Highly functionalized organic nitrates in the southeast United States: Contribution to secondary organic aerosol and reactive nitrogen budgets
Speciated particle-phase organic nitrates (pONs) were quantified using online chemical ionization MS during June and July of 2013 in rural Alabama as part of the Southern Oxidant and Aerosol Study. A large fraction of pONs is highly functionalized, possessing between six and eight oxygen atoms within each carbon number group, and is not the common first generation alkyl nitrates previously reported. Using calibrations for isoprene hydroxynitrates and the measured molecular compositions, we estimate that pONs account for 3% and 8% of total submicrometer organic aerosol mass, on average, during the day and night, respectively.
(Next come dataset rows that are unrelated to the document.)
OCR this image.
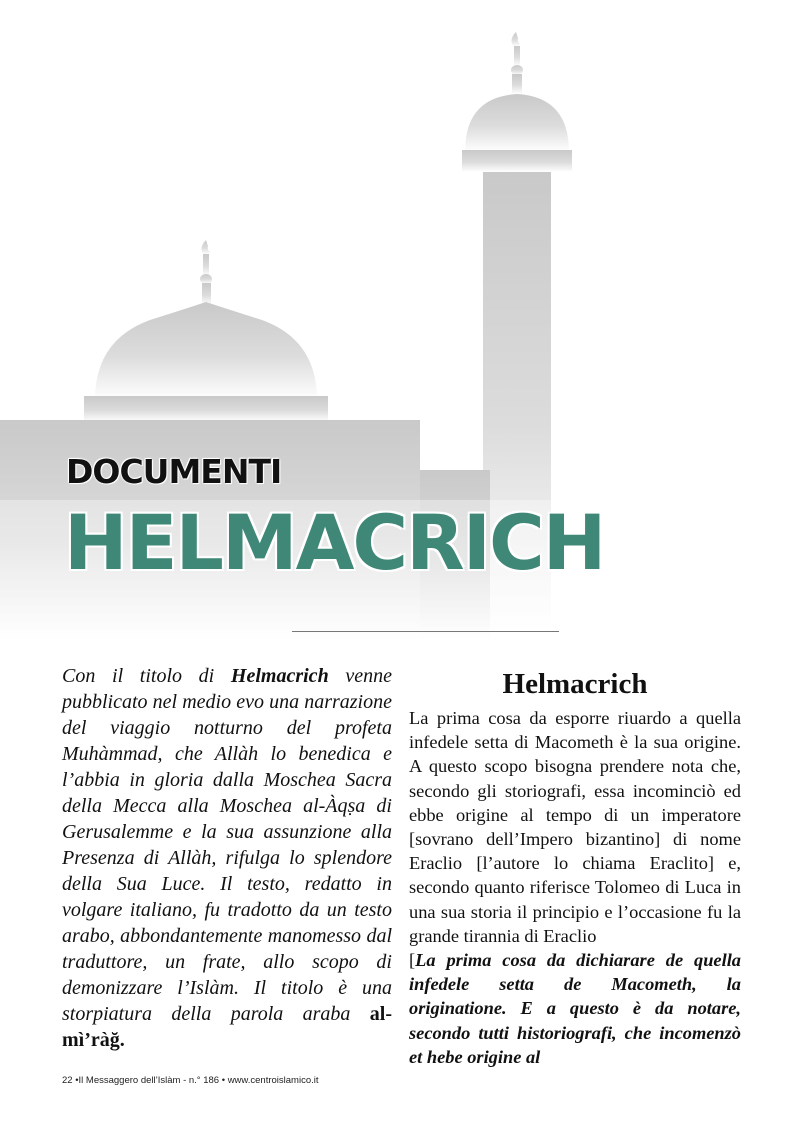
DOCUMENTI
HELMACRICH

Con il titolo di Helmacrich venne pubblicato nel medio evo una narrazione del viaggio notturno del profeta Muhàmmad, che Allàh lo benedica e l’abbia in gloria dalla Moschea Sacra della Mecca alla Moschea al-Àqṣa di Gerusalemme e la sua assunzione alla Presenza di Allàh, rifulga lo splendore della Sua Luce. Il testo, redatto in volgare italiano, fu tradotto da un testo arabo, abbondantemente manomesso dal traduttore, un frate, allo scopo di demonizzare l’Islàm. Il titolo è una storpiatura della parola araba al-mì’ràğ.

Helmacrich

La prima cosa da esporre riuardo a quella infedele setta di Macometh è la sua origine. A questo scopo bisogna prendere nota che, secondo gli storiografi, essa incominciò ed ebbe origine al tempo di un imperatore [sovrano dell’Impero bizantino] di nome Eraclio [l’autore lo chiama Eraclito] e, secondo quanto riferisce Tolomeo di Luca in una sua storia il principio e l’occasione fu la grande tirannia di Eraclio
[La prima cosa da dichiarare de quella infedele setta de Macometh, la originatione. E a questo è da notare, secondo tutti historiografi, che incomenzò et hebe origine al

22 •Il Messaggero dell’Islàm - n.° 186 • www.centroislamico.it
Each of the isoprene-and monoterpenes-derived groups exhibited a strong diel trend consistent with the emission patterns of likely biogenic hydrocarbon precursors. An observationally constrained diel box model can replicate the observed pON assuming that pONs (i) are produced in the gas phase and rapidly establish gas-particle equilibrium and (ii) have a short particle-phase lifetime (similar to 2-4 h). Such dynamic behavior has significant implications for the production and phase partitioning of pONs, organic aerosol mass, and reactive nitrogen speciation in a forested environment.